Feb 06 2012

THE HAWTHORNE EFFECT

Back in the early 20th century, at Western Electric’s “Hawthorne Works” factory near Chicago, management decided to run a long term study on factors that might affect productivity. They took a bunch of people and had them work in a separate room for five years, assembling telephone relays, trying out various changes to their hours and working environment to see what worked best.

They hit on a strange, seemingly paradoxical effect. In one example of this effect, when they reduced the workers’ hours, measurable productivity went up; but when they increased the workers’ hours back to normal later, productivity went up again.

This is the Hawthorne Effect. Changes to someone’s environment tend to increase productivity, either because people develop better habits as they’re adapting or because they’re aware that these changes involve their performance being monitored more carefully. Those increases drop off over time, but they’re real.

In short: if you want to get more stuff done, routinely disrupting and improving your process isn’t going to hurt. You’ll likely get a temporary boost no matter what, and if it doesn’t stick you can always go back to what worked before, right?

I installed Procrastitracker today (as Michael Todd suggested in the talk I linked on Friday). It’s a bit of software that tracks what windows have focus while it’s running, so it can give you a readout afterwards of how much time you spent on-task and how much time you spent mucking about.

So far it’s definitely helping me keep focused when it’s running, but I’ve learned something else: I don’t really get distracted while I’m mainly working. Sure, I spent about 20% of my tracked time up there browsing, but that’s a relatively small percentage. Also, when I was starting to lose focus, it was pretty easy to stay on track.

Where I go wrong is that I spend about an hour at a time working, then – and this is when I was switching off the tracker – slack off for a solid chunk of time before starting up again. I’m probably spending about 50% of my work time in between bursts like this.
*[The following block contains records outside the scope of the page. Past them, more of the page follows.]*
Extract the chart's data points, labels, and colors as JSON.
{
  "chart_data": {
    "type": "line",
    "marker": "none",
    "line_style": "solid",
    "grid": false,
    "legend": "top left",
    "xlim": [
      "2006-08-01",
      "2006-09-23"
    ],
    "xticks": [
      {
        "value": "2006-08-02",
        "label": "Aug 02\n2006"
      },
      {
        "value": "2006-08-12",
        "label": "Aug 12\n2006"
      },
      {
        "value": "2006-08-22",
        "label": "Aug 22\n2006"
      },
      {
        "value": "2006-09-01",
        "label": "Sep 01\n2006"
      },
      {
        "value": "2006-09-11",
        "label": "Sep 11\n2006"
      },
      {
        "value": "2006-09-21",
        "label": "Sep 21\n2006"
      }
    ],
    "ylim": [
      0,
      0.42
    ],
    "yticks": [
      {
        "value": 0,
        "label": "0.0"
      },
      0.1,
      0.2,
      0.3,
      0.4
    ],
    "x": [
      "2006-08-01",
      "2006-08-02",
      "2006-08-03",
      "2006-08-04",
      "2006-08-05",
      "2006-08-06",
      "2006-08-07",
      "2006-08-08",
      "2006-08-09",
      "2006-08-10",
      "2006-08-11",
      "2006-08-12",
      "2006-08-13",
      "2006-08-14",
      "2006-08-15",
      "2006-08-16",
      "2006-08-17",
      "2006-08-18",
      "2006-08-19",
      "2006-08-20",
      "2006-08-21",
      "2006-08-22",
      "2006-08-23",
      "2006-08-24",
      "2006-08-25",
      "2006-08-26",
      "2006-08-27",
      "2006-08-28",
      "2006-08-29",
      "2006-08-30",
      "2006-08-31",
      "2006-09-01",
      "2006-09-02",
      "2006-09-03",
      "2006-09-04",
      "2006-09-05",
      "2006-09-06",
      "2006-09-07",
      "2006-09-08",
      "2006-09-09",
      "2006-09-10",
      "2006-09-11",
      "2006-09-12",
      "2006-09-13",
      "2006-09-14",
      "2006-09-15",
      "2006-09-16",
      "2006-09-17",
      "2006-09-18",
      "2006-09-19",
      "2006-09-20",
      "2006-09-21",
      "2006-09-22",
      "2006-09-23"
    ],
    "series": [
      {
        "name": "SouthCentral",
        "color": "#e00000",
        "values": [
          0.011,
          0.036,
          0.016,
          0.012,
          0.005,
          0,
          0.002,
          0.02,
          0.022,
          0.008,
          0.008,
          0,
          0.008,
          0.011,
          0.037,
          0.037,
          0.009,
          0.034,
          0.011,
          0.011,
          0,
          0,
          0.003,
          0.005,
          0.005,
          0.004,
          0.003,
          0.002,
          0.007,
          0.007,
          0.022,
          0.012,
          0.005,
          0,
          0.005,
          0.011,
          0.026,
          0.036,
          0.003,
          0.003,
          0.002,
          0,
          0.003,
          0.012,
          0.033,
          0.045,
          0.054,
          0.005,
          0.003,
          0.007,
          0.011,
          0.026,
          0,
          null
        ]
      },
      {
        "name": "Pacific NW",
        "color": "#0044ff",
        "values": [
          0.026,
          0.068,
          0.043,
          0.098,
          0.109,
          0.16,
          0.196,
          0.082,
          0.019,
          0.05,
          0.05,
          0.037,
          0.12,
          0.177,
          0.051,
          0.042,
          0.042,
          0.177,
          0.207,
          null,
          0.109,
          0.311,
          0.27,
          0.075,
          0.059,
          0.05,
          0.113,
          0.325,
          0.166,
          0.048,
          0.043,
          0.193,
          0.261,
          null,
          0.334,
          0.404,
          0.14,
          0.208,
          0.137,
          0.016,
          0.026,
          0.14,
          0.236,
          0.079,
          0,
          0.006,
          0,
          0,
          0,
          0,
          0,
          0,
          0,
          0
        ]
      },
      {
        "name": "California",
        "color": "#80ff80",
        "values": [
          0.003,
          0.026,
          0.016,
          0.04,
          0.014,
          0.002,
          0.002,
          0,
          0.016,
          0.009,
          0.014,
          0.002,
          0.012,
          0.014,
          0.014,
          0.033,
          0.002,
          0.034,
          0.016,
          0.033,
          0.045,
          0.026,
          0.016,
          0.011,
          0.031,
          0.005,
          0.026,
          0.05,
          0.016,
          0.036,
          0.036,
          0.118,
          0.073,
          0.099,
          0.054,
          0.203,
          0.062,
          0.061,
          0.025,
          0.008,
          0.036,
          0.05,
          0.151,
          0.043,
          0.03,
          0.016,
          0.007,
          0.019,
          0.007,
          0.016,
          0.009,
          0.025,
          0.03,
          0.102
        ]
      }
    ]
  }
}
I’m going to try and use Procrastitracker to fix this habit. So far I’ve stayed focused pretty well while it’s running. If I can keep that up, I can gradually start running it more and more of the time, on a daily schedule; eventually I’ll be able to just start it up when I want to work and my brain should damn well listen. 🙂

Fingers crossed, anyway. If this doesn’t work, plan B is switching off internet access for most of the working day. Work around that, brain!